Everyone knows dogs are man’s best friend, but they may also be one of our best hopes for treating age-related illnesses. Dogs develop many of the same diseases we do, including dementia, and their brains are structurally and functionally similar to ours. The Dog Aging Project aims to unlock insights that could extend healthier lives for both species.
Founded in 2014 by biologist Matt Kaeberlein and others, the Dog Aging Project is a large collaboration of dog owners, scientists, and veterinarians. It has enrolled more than 50,000 dogs at hundreds of veterinary clinics and hospitals across the country. Researchers collect detailed data on diet, exercise, blood biomarkers, and brain imaging, creating a public database accessible to scientists worldwide.
Kaeberlein says the biology of aging is highly conserved across animals, and some interventions that slow aging in laboratory species may work in dogs as well. Dogs offer a practical intermediate between laboratory mice and humans: they share our environment, eat similar food, exercise with us, and age much faster, giving researchers decades’ worth of information in only five to ten years.
Veterinary neurologist Stephanie McGrath helps track how canine cognition changes with age. Dogs in the project undergo cognitive testing — for example, memory tasks where a treat is hidden and the dog must recall its location. Owners like Pat Schultz enrolled dogs such as Murphy, a 12-year-old German shepherd–poodle mix, partly because of personal experience with human dementia: Schultz’s husband Bill had Alzheimer’s disease, and Murphy had been a constant companion. Tests showed Murphy becoming more anxious and facing increasing difficulties with memory tasks, signs consistent with cognitive decline.
All collected data feed research that has already produced findings linking lifestyle and environment to disease risk. One study found dogs living with other dogs had fewer diseases. Another showed dogs that did not exercise had a sixfold greater risk of developing cognitive decline.

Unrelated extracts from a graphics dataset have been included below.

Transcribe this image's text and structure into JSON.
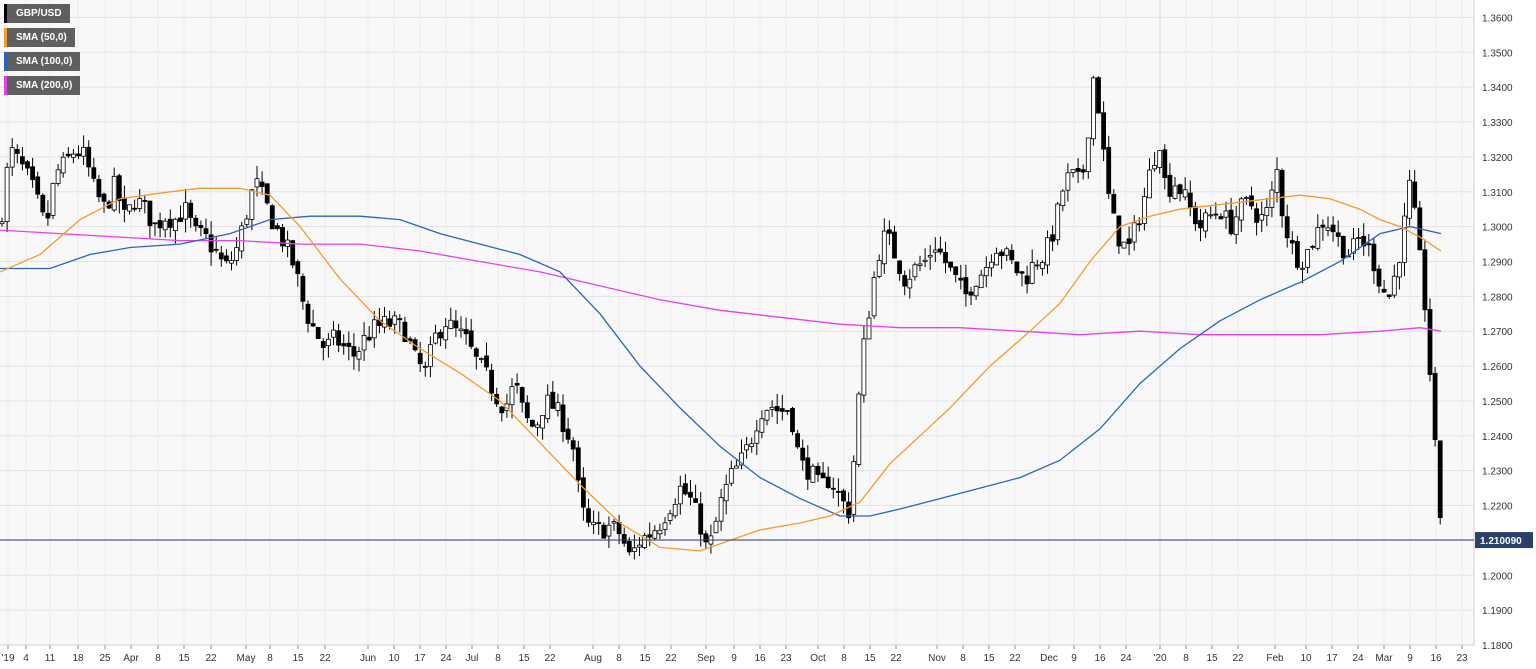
{
  "chart_data": {
    "type": "candlestick",
    "symbol": "GBP/USD",
    "timeframe": "daily",
    "last_price_label": "1.210090",
    "last_price": 1.2101,
    "ylim": [
      1.18,
      1.365
    ],
    "y_ticks": [
      "1.3600",
      "1.3500",
      "1.3400",
      "1.3300",
      "1.3200",
      "1.3100",
      "1.3000",
      "1.2900",
      "1.2800",
      "1.2700",
      "1.2600",
      "1.2500",
      "1.2400",
      "1.2300",
      "1.2200",
      "1.2100",
      "1.2000",
      "1.1900",
      "1.1800"
    ],
    "x_ticks": [
      "'19",
      "4",
      "11",
      "18",
      "25",
      "Apr",
      "8",
      "15",
      "22",
      "May",
      "8",
      "15",
      "22",
      "Jun",
      "10",
      "17",
      "24",
      "Jul",
      "8",
      "15",
      "22",
      "Aug",
      "8",
      "15",
      "22",
      "Sep",
      "9",
      "16",
      "23",
      "Oct",
      "8",
      "15",
      "22",
      "Nov",
      "8",
      "15",
      "22",
      "Dec",
      "9",
      "16",
      "24",
      "'20",
      "8",
      "15",
      "22",
      "Feb",
      "10",
      "17",
      "24",
      "Mar",
      "9",
      "16",
      "23"
    ],
    "grid": true,
    "legend": [
      {
        "label": "GBP/USD",
        "color": "#000000"
      },
      {
        "label": "SMA (50,0)",
        "color": "#f39c2b"
      },
      {
        "label": "SMA (100,0)",
        "color": "#2e63b8"
      },
      {
        "label": "SMA (200,0)",
        "color": "#e83fe8"
      }
    ],
    "colors": {
      "up_candle": "#ffffff",
      "down_candle": "#000000",
      "sma50": "#f39c2b",
      "sma100": "#2e63b8",
      "sma200": "#e83fe8",
      "price_line": "#2b3f6b"
    },
    "close_path": [
      [
        0,
        1.3
      ],
      [
        10,
        1.322
      ],
      [
        20,
        1.318
      ],
      [
        30,
        1.313
      ],
      [
        40,
        1.305
      ],
      [
        45,
        1.3
      ],
      [
        50,
        1.305
      ],
      [
        55,
        1.315
      ],
      [
        65,
        1.318
      ],
      [
        75,
        1.322
      ],
      [
        85,
        1.32
      ],
      [
        95,
        1.31
      ],
      [
        105,
        1.305
      ],
      [
        115,
        1.312
      ],
      [
        125,
        1.302
      ],
      [
        135,
        1.308
      ],
      [
        145,
        1.305
      ],
      [
        155,
        1.3
      ],
      [
        165,
        1.303
      ],
      [
        175,
        1.302
      ],
      [
        185,
        1.305
      ],
      [
        195,
        1.298
      ],
      [
        205,
        1.297
      ],
      [
        215,
        1.293
      ],
      [
        225,
        1.288
      ],
      [
        235,
        1.292
      ],
      [
        245,
        1.302
      ],
      [
        255,
        1.313
      ],
      [
        265,
        1.307
      ],
      [
        275,
        1.3
      ],
      [
        285,
        1.295
      ],
      [
        295,
        1.288
      ],
      [
        305,
        1.276
      ],
      [
        315,
        1.27
      ],
      [
        325,
        1.265
      ],
      [
        335,
        1.268
      ],
      [
        345,
        1.265
      ],
      [
        355,
        1.263
      ],
      [
        365,
        1.268
      ],
      [
        375,
        1.271
      ],
      [
        385,
        1.272
      ],
      [
        395,
        1.272
      ],
      [
        405,
        1.27
      ],
      [
        415,
        1.262
      ],
      [
        425,
        1.258
      ],
      [
        435,
        1.268
      ],
      [
        445,
        1.273
      ],
      [
        455,
        1.27
      ],
      [
        465,
        1.268
      ],
      [
        475,
        1.262
      ],
      [
        485,
        1.258
      ],
      [
        495,
        1.252
      ],
      [
        505,
        1.248
      ],
      [
        515,
        1.255
      ],
      [
        525,
        1.245
      ],
      [
        535,
        1.242
      ],
      [
        545,
        1.25
      ],
      [
        555,
        1.248
      ],
      [
        565,
        1.243
      ],
      [
        575,
        1.235
      ],
      [
        580,
        1.22
      ],
      [
        590,
        1.213
      ],
      [
        600,
        1.213
      ],
      [
        610,
        1.214
      ],
      [
        620,
        1.212
      ],
      [
        630,
        1.205
      ],
      [
        640,
        1.21
      ],
      [
        650,
        1.212
      ],
      [
        660,
        1.215
      ],
      [
        670,
        1.22
      ],
      [
        680,
        1.225
      ],
      [
        690,
        1.222
      ],
      [
        700,
        1.215
      ],
      [
        706,
        1.208
      ],
      [
        712,
        1.21
      ],
      [
        720,
        1.22
      ],
      [
        730,
        1.228
      ],
      [
        740,
        1.232
      ],
      [
        750,
        1.238
      ],
      [
        760,
        1.247
      ],
      [
        770,
        1.249
      ],
      [
        780,
        1.247
      ],
      [
        790,
        1.248
      ],
      [
        800,
        1.232
      ],
      [
        810,
        1.23
      ],
      [
        820,
        1.225
      ],
      [
        830,
        1.228
      ],
      [
        840,
        1.222
      ],
      [
        850,
        1.218
      ],
      [
        855,
        1.238
      ],
      [
        862,
        1.262
      ],
      [
        870,
        1.278
      ],
      [
        878,
        1.292
      ],
      [
        886,
        1.298
      ],
      [
        895,
        1.292
      ],
      [
        905,
        1.285
      ],
      [
        915,
        1.288
      ],
      [
        925,
        1.29
      ],
      [
        935,
        1.295
      ],
      [
        945,
        1.29
      ],
      [
        955,
        1.285
      ],
      [
        965,
        1.28
      ],
      [
        975,
        1.285
      ],
      [
        985,
        1.288
      ],
      [
        995,
        1.295
      ],
      [
        1005,
        1.292
      ],
      [
        1015,
        1.288
      ],
      [
        1025,
        1.285
      ],
      [
        1035,
        1.29
      ],
      [
        1045,
        1.292
      ],
      [
        1055,
        1.3
      ],
      [
        1062,
        1.31
      ],
      [
        1070,
        1.315
      ],
      [
        1078,
        1.313
      ],
      [
        1086,
        1.318
      ],
      [
        1092,
        1.345
      ],
      [
        1100,
        1.332
      ],
      [
        1106,
        1.313
      ],
      [
        1112,
        1.303
      ],
      [
        1120,
        1.296
      ],
      [
        1128,
        1.293
      ],
      [
        1136,
        1.3
      ],
      [
        1144,
        1.308
      ],
      [
        1152,
        1.318
      ],
      [
        1160,
        1.325
      ],
      [
        1166,
        1.31
      ],
      [
        1174,
        1.313
      ],
      [
        1182,
        1.31
      ],
      [
        1190,
        1.305
      ],
      [
        1200,
        1.3
      ],
      [
        1210,
        1.303
      ],
      [
        1220,
        1.305
      ],
      [
        1230,
        1.3
      ],
      [
        1240,
        1.305
      ],
      [
        1250,
        1.307
      ],
      [
        1260,
        1.302
      ],
      [
        1270,
        1.305
      ],
      [
        1276,
        1.318
      ],
      [
        1282,
        1.305
      ],
      [
        1290,
        1.295
      ],
      [
        1300,
        1.29
      ],
      [
        1308,
        1.293
      ],
      [
        1316,
        1.298
      ],
      [
        1324,
        1.302
      ],
      [
        1332,
        1.3
      ],
      [
        1340,
        1.295
      ],
      [
        1350,
        1.292
      ],
      [
        1360,
        1.297
      ],
      [
        1370,
        1.293
      ],
      [
        1376,
        1.288
      ],
      [
        1382,
        1.282
      ],
      [
        1390,
        1.28
      ],
      [
        1398,
        1.29
      ],
      [
        1404,
        1.3
      ],
      [
        1410,
        1.312
      ],
      [
        1416,
        1.3
      ],
      [
        1420,
        1.29
      ],
      [
        1426,
        1.275
      ],
      [
        1432,
        1.25
      ],
      [
        1436,
        1.232
      ],
      [
        1440,
        1.218
      ],
      [
        1443,
        1.21
      ]
    ],
    "sma50_path": [
      [
        0,
        1.287
      ],
      [
        40,
        1.292
      ],
      [
        80,
        1.302
      ],
      [
        120,
        1.308
      ],
      [
        170,
        1.31
      ],
      [
        200,
        1.311
      ],
      [
        240,
        1.311
      ],
      [
        270,
        1.309
      ],
      [
        300,
        1.3
      ],
      [
        340,
        1.285
      ],
      [
        380,
        1.273
      ],
      [
        420,
        1.265
      ],
      [
        460,
        1.258
      ],
      [
        500,
        1.25
      ],
      [
        540,
        1.238
      ],
      [
        580,
        1.226
      ],
      [
        620,
        1.215
      ],
      [
        660,
        1.208
      ],
      [
        700,
        1.207
      ],
      [
        730,
        1.21
      ],
      [
        760,
        1.213
      ],
      [
        800,
        1.215
      ],
      [
        830,
        1.217
      ],
      [
        860,
        1.221
      ],
      [
        890,
        1.232
      ],
      [
        920,
        1.24
      ],
      [
        950,
        1.248
      ],
      [
        990,
        1.26
      ],
      [
        1030,
        1.27
      ],
      [
        1060,
        1.278
      ],
      [
        1090,
        1.29
      ],
      [
        1120,
        1.3
      ],
      [
        1150,
        1.303
      ],
      [
        1180,
        1.305
      ],
      [
        1210,
        1.306
      ],
      [
        1240,
        1.307
      ],
      [
        1270,
        1.308
      ],
      [
        1300,
        1.309
      ],
      [
        1330,
        1.308
      ],
      [
        1360,
        1.305
      ],
      [
        1380,
        1.302
      ],
      [
        1400,
        1.3
      ],
      [
        1420,
        1.297
      ],
      [
        1441,
        1.293
      ]
    ],
    "sma100_path": [
      [
        0,
        1.288
      ],
      [
        50,
        1.288
      ],
      [
        90,
        1.292
      ],
      [
        130,
        1.294
      ],
      [
        180,
        1.295
      ],
      [
        230,
        1.298
      ],
      [
        270,
        1.302
      ],
      [
        310,
        1.303
      ],
      [
        360,
        1.303
      ],
      [
        400,
        1.302
      ],
      [
        440,
        1.298
      ],
      [
        480,
        1.295
      ],
      [
        520,
        1.292
      ],
      [
        560,
        1.287
      ],
      [
        600,
        1.275
      ],
      [
        640,
        1.26
      ],
      [
        680,
        1.248
      ],
      [
        720,
        1.237
      ],
      [
        760,
        1.228
      ],
      [
        800,
        1.222
      ],
      [
        840,
        1.217
      ],
      [
        870,
        1.217
      ],
      [
        900,
        1.219
      ],
      [
        940,
        1.222
      ],
      [
        980,
        1.225
      ],
      [
        1020,
        1.228
      ],
      [
        1060,
        1.233
      ],
      [
        1100,
        1.242
      ],
      [
        1140,
        1.255
      ],
      [
        1180,
        1.265
      ],
      [
        1220,
        1.273
      ],
      [
        1260,
        1.279
      ],
      [
        1300,
        1.284
      ],
      [
        1340,
        1.29
      ],
      [
        1380,
        1.298
      ],
      [
        1410,
        1.3
      ],
      [
        1441,
        1.298
      ]
    ],
    "sma200_path": [
      [
        0,
        1.299
      ],
      [
        60,
        1.298
      ],
      [
        120,
        1.297
      ],
      [
        180,
        1.296
      ],
      [
        240,
        1.296
      ],
      [
        300,
        1.295
      ],
      [
        360,
        1.295
      ],
      [
        420,
        1.293
      ],
      [
        480,
        1.29
      ],
      [
        540,
        1.287
      ],
      [
        600,
        1.283
      ],
      [
        660,
        1.279
      ],
      [
        720,
        1.276
      ],
      [
        780,
        1.274
      ],
      [
        840,
        1.272
      ],
      [
        900,
        1.271
      ],
      [
        960,
        1.271
      ],
      [
        1020,
        1.27
      ],
      [
        1080,
        1.269
      ],
      [
        1140,
        1.27
      ],
      [
        1200,
        1.269
      ],
      [
        1260,
        1.269
      ],
      [
        1320,
        1.269
      ],
      [
        1380,
        1.27
      ],
      [
        1420,
        1.271
      ],
      [
        1441,
        1.27
      ]
    ]
  }
}
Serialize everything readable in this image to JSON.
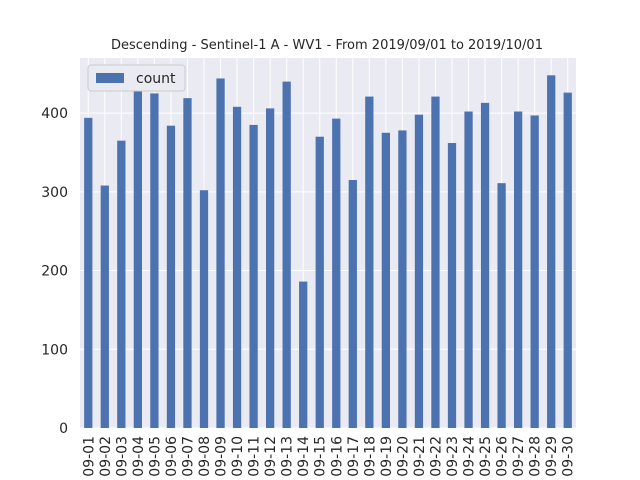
{
  "chart_data": {
    "type": "bar",
    "title": "Descending - Sentinel-1 A - WV1 - From 2019/09/01 to 2019/10/01",
    "xlabel": "",
    "ylabel": "",
    "ylim": [
      0,
      470
    ],
    "yticks": [
      0,
      100,
      200,
      300,
      400
    ],
    "grid": true,
    "legend_position": "top-left",
    "colors": {
      "bar": "#4c72b0",
      "plot_bg": "#eaeaf2",
      "grid": "#ffffff"
    },
    "categories": [
      "09-01",
      "09-02",
      "09-03",
      "09-04",
      "09-05",
      "09-06",
      "09-07",
      "09-08",
      "09-09",
      "09-10",
      "09-11",
      "09-12",
      "09-13",
      "09-14",
      "09-15",
      "09-16",
      "09-17",
      "09-18",
      "09-19",
      "09-20",
      "09-21",
      "09-22",
      "09-23",
      "09-24",
      "09-25",
      "09-26",
      "09-27",
      "09-28",
      "09-29",
      "09-30"
    ],
    "series": [
      {
        "name": "count",
        "values": [
          394,
          308,
          365,
          442,
          425,
          384,
          419,
          302,
          444,
          408,
          385,
          406,
          440,
          186,
          370,
          393,
          315,
          421,
          375,
          378,
          398,
          421,
          362,
          402,
          413,
          311,
          402,
          397,
          448,
          426
        ]
      }
    ]
  }
}
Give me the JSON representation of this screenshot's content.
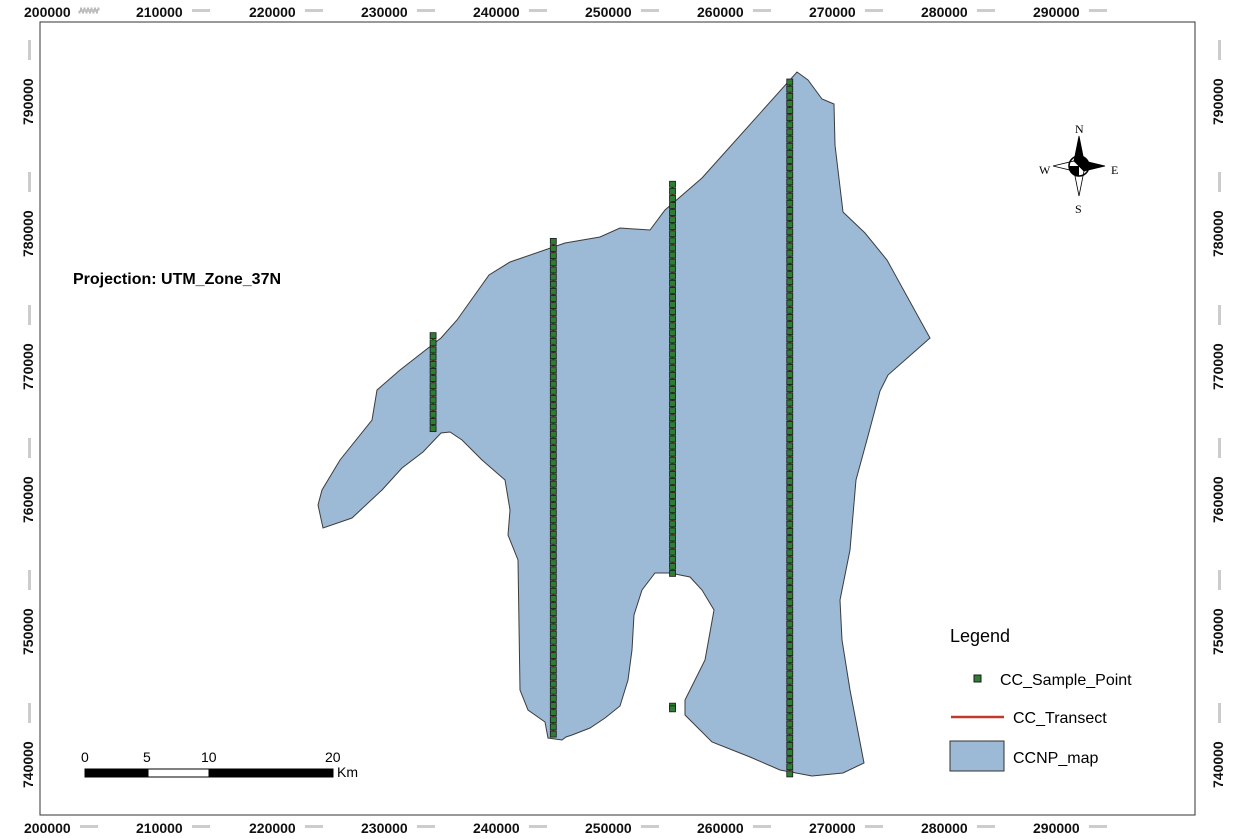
{
  "map": {
    "projection_text": "Projection: UTM_Zone_37N",
    "x_ticks": [
      "200000",
      "210000",
      "220000",
      "230000",
      "240000",
      "250000",
      "260000",
      "270000",
      "280000",
      "290000"
    ],
    "y_ticks": [
      "790000",
      "780000",
      "770000",
      "760000",
      "750000",
      "740000"
    ],
    "crs": "UTM Zone 37N",
    "x_range": [
      200000,
      294000
    ],
    "y_range": [
      737000,
      793000
    ],
    "park_fill_color": "#9cb9d6",
    "transect_color": "#c0392b",
    "sample_point_color": "#2e7d32"
  },
  "compass": {
    "n": "N",
    "s": "S",
    "e": "E",
    "w": "W"
  },
  "legend": {
    "title": "Legend",
    "items": [
      {
        "label": "CC_Sample_Point",
        "symbol": "point"
      },
      {
        "label": "CC_Transect",
        "symbol": "line"
      },
      {
        "label": "CCNP_map",
        "symbol": "polygon"
      }
    ]
  },
  "scale_bar": {
    "ticks": [
      "0",
      "5",
      "10",
      "20"
    ],
    "unit": "Km"
  },
  "transects": [
    {
      "easting": 232300,
      "northing_start": 764200,
      "northing_end": 771200
    },
    {
      "easting": 242300,
      "northing_start": 741200,
      "northing_end": 778300
    },
    {
      "easting": 252300,
      "northing_start": 753300,
      "northing_end": 782600
    },
    {
      "easting": 252300,
      "northing_start": 743100,
      "northing_end": 743300
    },
    {
      "easting": 262300,
      "northing_start": 738200,
      "northing_end": 790300
    }
  ]
}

When enrolled dogs die, many are donated for neuropathological study. Dr. Dirk Keene, a neuropathologist at the University of Washington, has long studied human brains for Alzheimer’s research and now examines dog brains from the project. He emphasizes the strong anatomical similarities: dog brains have frontal, temporal, and occipital lobes like human brains, and dementia produces comparable patterns of shrinkage and enlarged brain cavities. Under the microscope, donated dog brains can show hallmark Alzheimer’s features such as beta-amyloid plaques, appearing strikingly similar to those in humans.
One promising avenue being tested is rapamycin, a drug that in mice has slowed cognitive decline and extended lifespan dramatically. A pilot study of 12 dogs with signs of dementia compared placebo versus rapamycin. Molecular biologist Julie Moreno examined brains after some treated dogs died and found fewer microglial cells — immune cells associated with neuroinflammation — in dogs that had received rapamycin, suggesting reduced inflammation linked to dementia. These early results were encouraging enough to prompt a larger, NIH-funded clinical trial giving hundreds of dogs either rapamycin or a placebo to see if the drug can safely extend healthy life.
Alongside academic research, for-profit companies are developing interventions aimed at delaying age-related decline in dogs. Loyal, a biotech founded in 2019 by Celine Halioua, is developing drugs intended to be given preventatively, similar to a daily statin, to keep dogs healthier longer. Halioua describes the goal as adding roughly one healthier year of life, though actual benefit could vary. One of Loyal’s drugs is in clinical trials for dogs over age 10; the FDA has reviewed safety data and noted a “Reasonable Expectation of Effectiveness,” though final results will take years. Silicon Valley has invested heavily in canine longevity startups, viewing dogs as a faster path to understanding aging biology that could eventually inform human therapies.
For owners like Schultz, participation is both personal and pragmatic. Her husband died from Alzheimer’s complications two years ago, and she continues to focus on ensuring Murphy ages as comfortably as possible. She observes parallels in care: both humans with dementia and aging dogs benefit from love, reassurance, and steady routines that reduce anxiety.
The Dog Aging Project’s combination of large-scale observational data, tissue donation, and controlled clinical trials aims to accelerate discoveries about how to prevent or slow age-related diseases. By studying naturally occurring aging and disease in a species that shares our environment and exhibits comparable pathology, researchers hope not only to improve the health span of dogs but also to translate findings that could help people live longer, healthier lives.